O Paulistão está longe de ter uma data certa para retornar. Muitos defendem que a competição deste ano seja até encerrada, mas essa não é a opinião de Reinaldo Carneiro Bastos, presidente da Federação Paulista de Futebol (FPF), que em entrevista ao UOL, prometeu que o estadual de São Paulo será encerrado dentro de campo.

Mas, para isso, o mandatário afirmou que vai esperar a liberação das autoridades políticas e de saúde, e descartou antecipar qualquer medida antes disso, para que nenhuma vida corra algum risco nesse processo.

“Há uma preocupação muito grande de todos com a saúde, com a vida humana. Por isso estamos criando o protocolo da nova forma de jogar o futebol. O futebol não vai colocar em risco nenhuma vida humana”, explicou o dirigente.

Mas além disso, Carneiro Bastos disse que, em seu ponto de vista, é muito provável que todas as partidas em território nacional sejam disputadas sem a presença de público, até o fim da temporada.

“Vamos ter impacto no futebol como um todo esse ano, mesmo com as competições nacionais e internacionais. Não teremos público no estádio durante o ano inteiro. Shows, partidas de futebol com presença de público serão eventos difíceis de acontecer no mundo todo em 2020. Essa é outra preocupação grande. Não conseguimos medir a extensão do prejuízo, mas é óbvio que terá grande prejuízo”, destacou.

O presidente da FPF também comentou a respeito da possibilidade de que o restante do Paulistão seja disputado em apenas uma cidade, com sede fixa. Para Carneiro Bastos, isso é algo que dificilmente irá acontecer.

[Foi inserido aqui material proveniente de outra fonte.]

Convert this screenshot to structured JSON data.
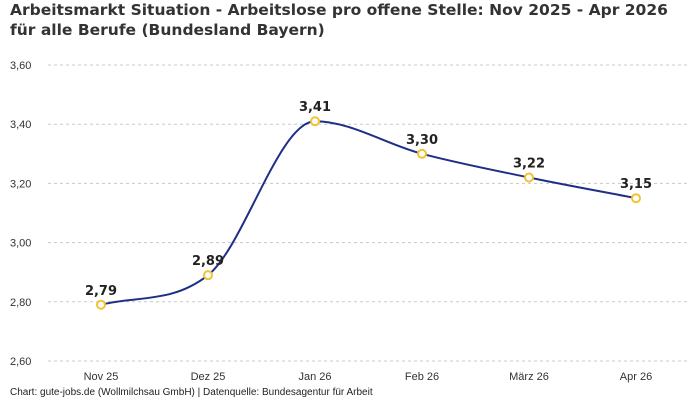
{
  "chart_data": {
    "type": "line",
    "title": "Arbeitsmarkt Situation - Arbeitslose pro offene Stelle: Nov 2025 - Apr 2026 für alle Berufe (Bundesland Bayern)",
    "xlabel": "",
    "ylabel": "",
    "categories": [
      "Nov 25",
      "Dez 25",
      "Jan 26",
      "Feb 26",
      "März 26",
      "Apr 26"
    ],
    "values": [
      2.79,
      2.89,
      3.41,
      3.3,
      3.22,
      3.15
    ],
    "data_labels": [
      "2,79",
      "2,89",
      "3,41",
      "3,30",
      "3,22",
      "3,15"
    ],
    "ylim": [
      2.6,
      3.6
    ],
    "yticks": [
      2.6,
      2.8,
      3.0,
      3.2,
      3.4,
      3.6
    ],
    "ytick_labels": [
      "2,60",
      "2,80",
      "3,00",
      "3,20",
      "3,40",
      "3,60"
    ],
    "grid": true,
    "line_color": "#1f2f86",
    "marker_color": "#f2c230"
  },
  "footer": {
    "source": "Chart: gute-jobs.de (Wollmilchsau GmbH) | Datenquelle: Bundesagentur für Arbeit"
  }
}
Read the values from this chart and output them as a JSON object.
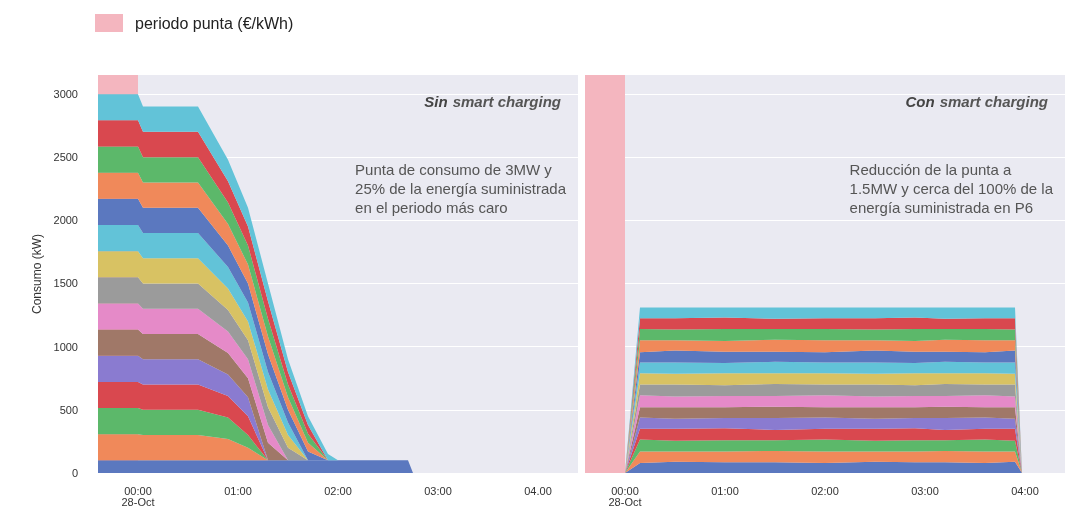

“O Novorizontino não tem casa. O Novorizontino vai saber como cuidar dos seus atletas lá. Os times de São Paulo vão saber como cuidar de suas equipes nos seus CTs. A parte técnica vai ter que se sujeitar a obedecer os critérios médicos, os critérios de saúde para que se aconteça uma partida de futebol”.

Até por isso, o dirigente contou que a FPF vem mantendo contato com todas as equipes das das quatro divisões de São Paulo, mas destacou que todos estão muito empenhados para que o futebol retorne da melhor maneira possível.

“Temos grupos no WhatsApp com todos os segmentos, cada um com a sobrevida. Todos querem terminar as competições, querem jogar o Brasileiro como foi planejado. Há uma vontade muito grande dos profissionais de futebol de jogar o futebol”.

A condição financeira dos clubes também é algo bem preocupante durante este momento de crise. Mas Carneiro Bastos ressaltou que vem mantendo contato com os clubes para encontrar saídas, e que todos os clubes receberão a mesma atenção da Federação.

“Tenho falado com os clubes de todas as divisões sempre. Hoje temos reunião com clubes da Série A2, amanhã temos reunião com a Série A3. Temos falado com todos os clubes. É uma análise simplista dizer que o clube menor tem uma dificuldade maior. A dificuldade está com todo mundo”.

“Vamos viver em um mundo diferente. Todos vamos ter que dar as mãos, abrir mãos de certezas, vamos ter que estruturar um novo tipo de vida: vai ter menos dinheiro não só para o futebol, como para todos os segmentos. Vamos ter que criar juntos soluções criativas para superarmos isso”, completou.

E um dos principais pontos para a queda na receita dos clubes é a suspensão dos contratos de patrocínio. O presidente da FPF explicou que isso é algo natural neste momento, mas que tudo deve voltar ao normal assim que os campeonatos forem retomados.

“Tivemos a suspensão dos contratos dos patrocinadores. Não tivemos futebol, não tem patrocinador. Estamos com uma receita muito diminuída. É raro o parceiro que continua pagando normalmente. Mas nós entendemos. Os parceiros estão vivendo a mesma coisa que o futebol está vivendo. Por isso é importante que tudo volte para que tudo volte a girar novamente”, concluiu.